Dr. Michael Baun Speaks at Windsor Forest High School
As part of his visit to Savannah in February to present his program on the Eurozone and its debt crisis, Dr. Michael Baun agreed to present a shortened version to students at Windsor Forest High School. This was a first for us, and the positive reaction from both Dr. Baun and the students encourages us to continue to set up these exchanges in the future. Stimulating student interest and awareness of world affairs has always been a priority for your SCWA and we are pleased to have identified a new vehicle to achieve this objective.
Armstrong Professor Selected as Visiting Scholar
José de Arimatéia da Cruz, an Armstrong associate professor of political science and a member of your SCWA Board, has been selected to be a visiting scholar for the Center for Latin American Studies (CLAS), a research center newly created by the faculty of economics and public administration at the University of Economics, Prague. The main focus of the Center is on the economic and regional research of Latin American countries.). He will deliver several lectures on Latin American politics, society, economics and national security in Prague, Czech Republic from April 23 to May 4, 2012.

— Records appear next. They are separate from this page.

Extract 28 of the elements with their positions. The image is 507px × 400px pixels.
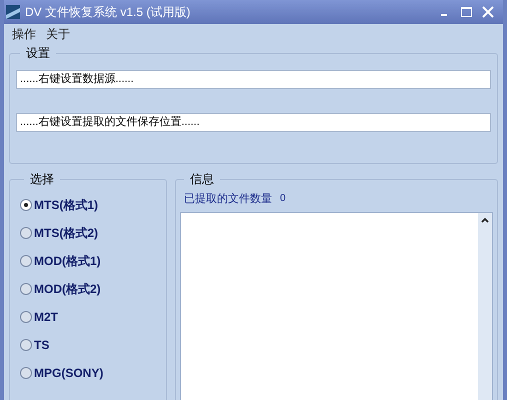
group-title: 设置: [25, 45, 51, 62]
count-value: 0: [280, 192, 286, 206]
radio-button[interactable]: [20, 283, 32, 295]
option-label[interactable]: M2T: [34, 308, 58, 326]
radio-button[interactable]: [20, 199, 32, 211]
scroll-up-icon[interactable]: [481, 216, 489, 223]
path-field[interactable]: ......右键设置数据源......: [16, 70, 491, 89]
radio-button[interactable]: [20, 367, 32, 379]
menu-item[interactable]: 关于: [46, 25, 70, 43]
menu-item[interactable]: 操作: [12, 25, 36, 43]
window-title: DV 文件恢复系统 v1.5 (试用版): [25, 4, 190, 21]
option-label[interactable]: MOD(格式2): [34, 280, 101, 298]
path-field[interactable]: ......右键设置提取的文件保存位置......: [16, 113, 491, 132]
maximize-button[interactable]: [459, 5, 473, 19]
option-label[interactable]: MOD(格式1): [34, 252, 101, 270]
option-label[interactable]: MPG(SONY): [34, 364, 104, 382]
radio-button[interactable]: [20, 339, 32, 351]
group-title: 信息: [189, 171, 215, 188]
option-label[interactable]: MTS(格式2): [34, 224, 98, 242]
radio-button[interactable]: [20, 227, 32, 239]
radio-button[interactable]: [20, 311, 32, 323]
close-button[interactable]: [481, 5, 495, 19]
option-label[interactable]: MTS(格式1): [34, 196, 98, 214]
radio-button[interactable]: [20, 255, 32, 267]
app-icon: [6, 5, 20, 19]
option-label[interactable]: TS: [34, 336, 50, 354]
count-label: 已提取的文件数量: [184, 192, 272, 207]
group-title: 选择: [29, 171, 55, 188]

“This is a great honor to be recognized as a scholar in the field and an honor to be invited to give lectures at the Center for Latin American Studies” da Cruz said. “CLAS collaborates in pedagogical and research activities with similar centers operating both in Latin America and Europe, and it will allow me to collaborate and expand on my research with other Latin American scholars in Europe for a better understanding of the issues impacting the Latin American realm.”
Stanley Haris, former SCWA President, publishes a novel revolving about his life experiences.

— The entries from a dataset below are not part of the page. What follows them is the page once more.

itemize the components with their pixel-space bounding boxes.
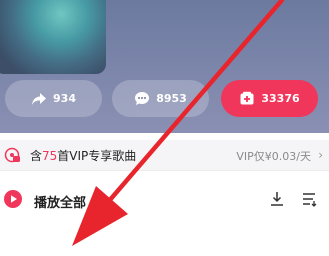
play-all-button[interactable]: 播放全部: [34, 192, 86, 211]
vip-price-link[interactable]: VIP仅¥0.03/天: [236, 148, 311, 164]
share-count: 934: [53, 92, 76, 105]
share-button[interactable]: 934: [5, 80, 102, 117]
sort-icon[interactable]: [301, 191, 317, 207]
share-icon: [31, 92, 47, 106]
download-icon[interactable]: [269, 191, 285, 207]
comment-count: 8953: [156, 92, 187, 105]
play-all-bar: 播放全部 (: [0, 178, 329, 222]
add-collect-icon: [239, 91, 255, 106]
playlist-header: 934 8953 33376: [0, 0, 329, 133]
comment-button[interactable]: 8953: [112, 80, 209, 117]
comment-icon: [134, 91, 150, 106]
action-row: 934 8953 33376: [0, 80, 329, 118]
vip-banner[interactable]: 含75首VIP专享歌曲 VIP仅¥0.03/天 ›: [0, 140, 329, 171]
song-count: (: [96, 192, 102, 207]
vip-song-count: 75: [42, 149, 58, 163]
vip-disc-icon: [4, 147, 20, 163]
vip-song-count-text: 含75首VIP专享歌曲: [30, 149, 137, 163]
play-icon[interactable]: [4, 190, 22, 208]
collect-count: 33376: [261, 92, 300, 105]
chevron-right-icon: ›: [318, 148, 323, 162]
cover-image[interactable]: [0, 0, 106, 74]
collect-button[interactable]: 33376: [221, 80, 318, 117]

"The Practice: What They Don’t Teach You in LawSchool" is the journey of a southern lawyer with all of its twists, turns, and adventures. It’s much like a tour of the river that winds through the setting of this story, the quintessential southern city of Savannah, spanning five decades of its history as told from the point of view of its protagonist, Gordon Graham, an attorney who helps in his distinctive way to shape it. The book takes readers along as Gordon grows up, navigates the waters of his law education, makes life-directing choices about his career path, and embarks on a series of legal adventures that can, literally, fill a book. Through imagination and humor, Gordon finds that often responsibilities and accomplishments do not only result from preparation and structure but by may be generated by an inner compass, which inspires the subtitle, “What They Don’t Teach You in LawSchool.” In fact, his wit and innovative thinking wind up being anchors for his ultimate success. Whatever an individual’s course in life, this story provides encouragement and an inspirational scale for satisfaction.

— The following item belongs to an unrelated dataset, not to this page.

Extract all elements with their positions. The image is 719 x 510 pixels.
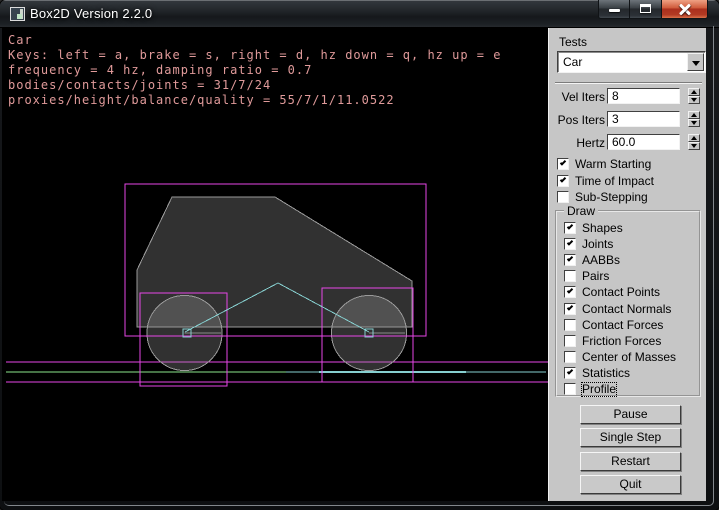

Through the personal journey of Gordon Graham, "The Practice" provides a glimpse into the gaps often left by academia in how to navigate life itself. Graham’s story illustrates the importance of conceptual and imaginative thinking beyond the book learning of law school, whose curricula offered no guidance for managing relationships with colleagues and staff, dealing with practice economics, or attracting clients. The largest void entailed how to achieve a sense of accomplishment and satisfaction beyond the monetary rewards of a professional practice. It’s a void that Graham fills admirably through trial and error (pun intended), offering this neglected edification to others pursuing a career in law (or, really, any profession).